According to beautyphoon.com, the area where Washington is located has been inhabited for centuries. The oldest find in the area is the so-called Kennewickman, which is about 9,300 years old. This is the oldest complete human skeleton on the American continent. We know that there have been massive earthquakes in the area. The last major earthquake in the area was in 1700. Different peoples lived in the area, who had more or less the same culture as the peoples of Oregon and British Columbia. These peoples are known for the totem poles, which are still common in the area. They also had mythology that was almost the same, almost all peoples believed in the Thunderbird. The peoples lived mainly from fishing and hunting whales. Other peoples lived by hunting wild animals and gathering food. When the Europeans visited the area, they brought European diseases with them, including smallpox. In 1770, there was a major outbreak of smallpox, which dramatically reduced the number of Native Americans.

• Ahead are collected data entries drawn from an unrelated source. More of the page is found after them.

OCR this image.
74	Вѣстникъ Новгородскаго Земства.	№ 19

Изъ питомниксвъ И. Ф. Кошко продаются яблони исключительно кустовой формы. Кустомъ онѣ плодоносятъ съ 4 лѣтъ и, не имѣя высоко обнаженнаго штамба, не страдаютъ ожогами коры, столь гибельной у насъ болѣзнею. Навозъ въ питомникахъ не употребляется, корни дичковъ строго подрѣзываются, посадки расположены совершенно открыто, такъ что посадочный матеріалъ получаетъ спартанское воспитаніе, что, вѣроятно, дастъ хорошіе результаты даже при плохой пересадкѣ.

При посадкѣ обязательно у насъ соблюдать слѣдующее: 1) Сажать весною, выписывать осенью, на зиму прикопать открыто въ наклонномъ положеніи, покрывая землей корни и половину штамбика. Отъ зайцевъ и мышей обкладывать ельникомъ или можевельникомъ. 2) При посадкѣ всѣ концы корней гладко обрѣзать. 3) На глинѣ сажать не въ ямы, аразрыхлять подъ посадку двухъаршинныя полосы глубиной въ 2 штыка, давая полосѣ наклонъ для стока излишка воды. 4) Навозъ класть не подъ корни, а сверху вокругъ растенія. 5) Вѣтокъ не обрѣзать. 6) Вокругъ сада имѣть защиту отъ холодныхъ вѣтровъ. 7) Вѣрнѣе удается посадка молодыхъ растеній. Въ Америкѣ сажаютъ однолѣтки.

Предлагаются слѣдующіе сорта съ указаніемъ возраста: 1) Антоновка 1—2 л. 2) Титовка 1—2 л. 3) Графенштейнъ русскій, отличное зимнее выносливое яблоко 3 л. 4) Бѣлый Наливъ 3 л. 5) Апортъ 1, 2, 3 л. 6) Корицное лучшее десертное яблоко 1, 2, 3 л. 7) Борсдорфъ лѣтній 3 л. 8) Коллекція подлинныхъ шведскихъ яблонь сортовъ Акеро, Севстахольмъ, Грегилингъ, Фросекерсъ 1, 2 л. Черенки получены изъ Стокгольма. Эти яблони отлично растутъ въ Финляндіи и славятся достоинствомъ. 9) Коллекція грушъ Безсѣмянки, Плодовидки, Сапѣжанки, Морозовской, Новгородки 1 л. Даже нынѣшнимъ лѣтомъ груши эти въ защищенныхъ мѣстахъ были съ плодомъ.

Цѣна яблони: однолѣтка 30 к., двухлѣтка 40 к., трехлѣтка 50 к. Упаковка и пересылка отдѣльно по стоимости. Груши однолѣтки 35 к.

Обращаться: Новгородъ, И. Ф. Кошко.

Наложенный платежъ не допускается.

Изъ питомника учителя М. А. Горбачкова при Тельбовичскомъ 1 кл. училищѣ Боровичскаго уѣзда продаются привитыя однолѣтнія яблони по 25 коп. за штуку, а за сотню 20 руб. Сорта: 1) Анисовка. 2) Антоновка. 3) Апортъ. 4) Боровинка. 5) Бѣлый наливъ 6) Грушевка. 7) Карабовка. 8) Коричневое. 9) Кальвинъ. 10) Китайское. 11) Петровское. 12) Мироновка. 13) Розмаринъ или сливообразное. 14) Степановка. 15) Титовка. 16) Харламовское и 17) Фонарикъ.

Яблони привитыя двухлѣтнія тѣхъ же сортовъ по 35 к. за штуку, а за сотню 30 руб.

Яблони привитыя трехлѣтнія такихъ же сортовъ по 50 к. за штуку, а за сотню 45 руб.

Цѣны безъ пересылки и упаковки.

Trade with indigenous peoples in 1841
We do not know exactly when the first Europeans arrived in the area. The first European we know for sure is the Spaniard Drune de Heceta in 1775. He described the area and claimed it for the Spanish throne. However, the Spaniards were not interested in the area, partly because they already had other, more valuable areas in America. The famous British explorer James Cook visited the area in 1778 and the area was further explored by Charles William Barkley in 1787. In the following years the area was claimed by both the Spaniards and the British. Both countries surveyed the area. For example, the Spaniard Manuel Quimper traveled to the area in 1790 and the British George Vancouverdid this in 1792. In 1790, Spain gave up its claims to the area, after which the British claimed the area alone. Russians from Russian America (present-day Alaska) were also active in the area, and the Americans also discovered the area during the Lewis and Clark Expedition in 1805. In 1818 the Americans and British decided to jointly colonize the area. Called the Oregon Territory, this area consisted of Washington, Oregon, Idaho, Wyoming, Montana, and southwestern Canada. Both the British and the Americans were allowed to trade and explore further in the area. Finally, US President James Knox Polk negotiated with the residents of Washington to divide the area by extending the straight border between the United States and Canada. Meanwhile, Christian missionaries were also active in the area, including Marcus Whitman ‘s Oregon Trail. During this expedition, Whitman and his missionaries were murdered by native tribes.
Washington as territory
Seattle in 1887
After the treaty with the British, the American portion of Oregon territory was reclassified. President Millard Fillmore signed the law establishing Washington Territory in 1853. This territory included Washington, northern Idaho, and western Montana. In 1863, the area was made smaller by the foundation of Idaho Territory. In the meantime, more and more people moved to Washington. This made the area eligible to become a state. The first constitution was created in 1878, but it was not adopted until 1889. That same year, on November 11, 1889, Washington acceded as the 42nd state. The state was especially important in agriculture and timber construction. Later, fishing and mining also became important.
Washington as a state
In the 20th century, Seattle became an important city for trade between Alaska and the rest of the country. A lot of industry also came to Washington during this period. Major dams were built in the state during the Great Depression, including the Grand Coulee Dam in 1941. During World War II, many combat aircraft were built in the state. Washington also became the place where atomic bombs were made. Washington was one of the leading states in the fight against racial segregation. Washington was ahead of many issues, such as women’s suffrage and abortion.